Nurses spend lots of time on the telephone. So much, that I believe How to Give Good Phone should be taught in nursing school as a subtopic of therapeutic communication. For the rest of us, here’s a crash course developed over the years.
We all remember that communication has three components: sender, receiver, and a message:
Sender. Nurses call other departments for a variety of reasons. We call material supplies requesting special bio-occlusive dressings for patients with adhesive allergies. We call the pharmacist with questions about unfamiliar medications. We call physicians requesting new orders when a patient isn’t doing so well.
Receiver. Nurses also receive phone calls. Physicians call to admit patients. The lab calls, announcing we didn’t send the blood tests in the right colored tubes, and they need to be redrawn.
Someone we don’t know calls, asking if his mother, who we also don’t know because she is not one of our patients, is done with her appointment. When we ask him for more information to find her, the caller misconstrued this to mean we’ve misplaced his mother, which brings me to…
Message. Clarity begins with the sender. Intuitively, message should be the simplest part of the communication process, but in fact it is often the most difficult, especially over the phone, where visual information is lost to the sender, the receiver, or both. This loss of visual information is what makes reading back a telephone order by a nurse to a physician a critical component of that type of communication.
Here’s another example: you’re calling in a hemoglobin value to the physician. If the lab value indicates borderline for anemia, but you strongly feel the patient would benefit from a transfusion, you would want to include the subjective symptoms you see at the patient’s bedside: headache, shortness of breath on exertion, and increased fatigue. Knowing that you are going to suggest a transfusion for this patient based his clinical assessment before pushing the phone number keeps the message on track and focused on the patient.
I’ve been the sender of a message to a receiver (not a physician), who appeared confused about our roles. She did all the talking. This obstructed my message. Perhaps anxiety caused her to blurt out lengthy commentary irrelevant to the subject of the call, I don’t know. I let her talk until she needed to take a breath, then interjected, “May I give you more information?” each time this occurred, until finally my message was delivered, and we got to work on the real problem.

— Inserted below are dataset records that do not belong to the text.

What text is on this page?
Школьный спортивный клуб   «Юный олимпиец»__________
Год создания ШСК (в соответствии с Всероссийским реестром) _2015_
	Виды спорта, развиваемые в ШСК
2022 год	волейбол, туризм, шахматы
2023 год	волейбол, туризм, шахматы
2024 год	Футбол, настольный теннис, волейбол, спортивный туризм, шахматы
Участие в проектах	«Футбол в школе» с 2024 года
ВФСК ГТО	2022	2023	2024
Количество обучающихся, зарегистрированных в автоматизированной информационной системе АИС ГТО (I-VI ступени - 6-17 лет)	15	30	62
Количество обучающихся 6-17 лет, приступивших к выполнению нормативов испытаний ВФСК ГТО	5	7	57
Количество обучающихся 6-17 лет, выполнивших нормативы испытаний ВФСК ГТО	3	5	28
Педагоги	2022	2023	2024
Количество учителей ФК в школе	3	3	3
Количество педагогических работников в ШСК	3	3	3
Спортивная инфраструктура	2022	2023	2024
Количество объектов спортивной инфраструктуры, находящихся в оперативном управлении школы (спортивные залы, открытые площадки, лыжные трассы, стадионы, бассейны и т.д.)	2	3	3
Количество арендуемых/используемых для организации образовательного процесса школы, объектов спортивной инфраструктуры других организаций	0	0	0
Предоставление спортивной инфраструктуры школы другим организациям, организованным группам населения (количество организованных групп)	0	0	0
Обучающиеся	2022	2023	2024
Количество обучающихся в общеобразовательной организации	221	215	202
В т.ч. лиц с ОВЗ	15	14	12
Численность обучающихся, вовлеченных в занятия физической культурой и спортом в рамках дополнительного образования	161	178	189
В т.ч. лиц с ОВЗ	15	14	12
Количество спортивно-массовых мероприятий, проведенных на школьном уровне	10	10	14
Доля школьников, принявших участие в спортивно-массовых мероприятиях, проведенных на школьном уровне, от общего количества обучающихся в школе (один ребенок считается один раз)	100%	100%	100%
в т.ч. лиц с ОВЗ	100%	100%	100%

Why would I devote so much time to this phone call? Because I needed the services of the receiver on the other end of the phone. Interrupting her abruptly to tell her how busy I am, using a smug tone of voice, or getting angry would simply slow down progress, and patient care. Giving good phone requires a purpose, an intended outcome, and patience.
What is your biggest peeve about telephones at work? How does your unit help patients seeking information by telephone?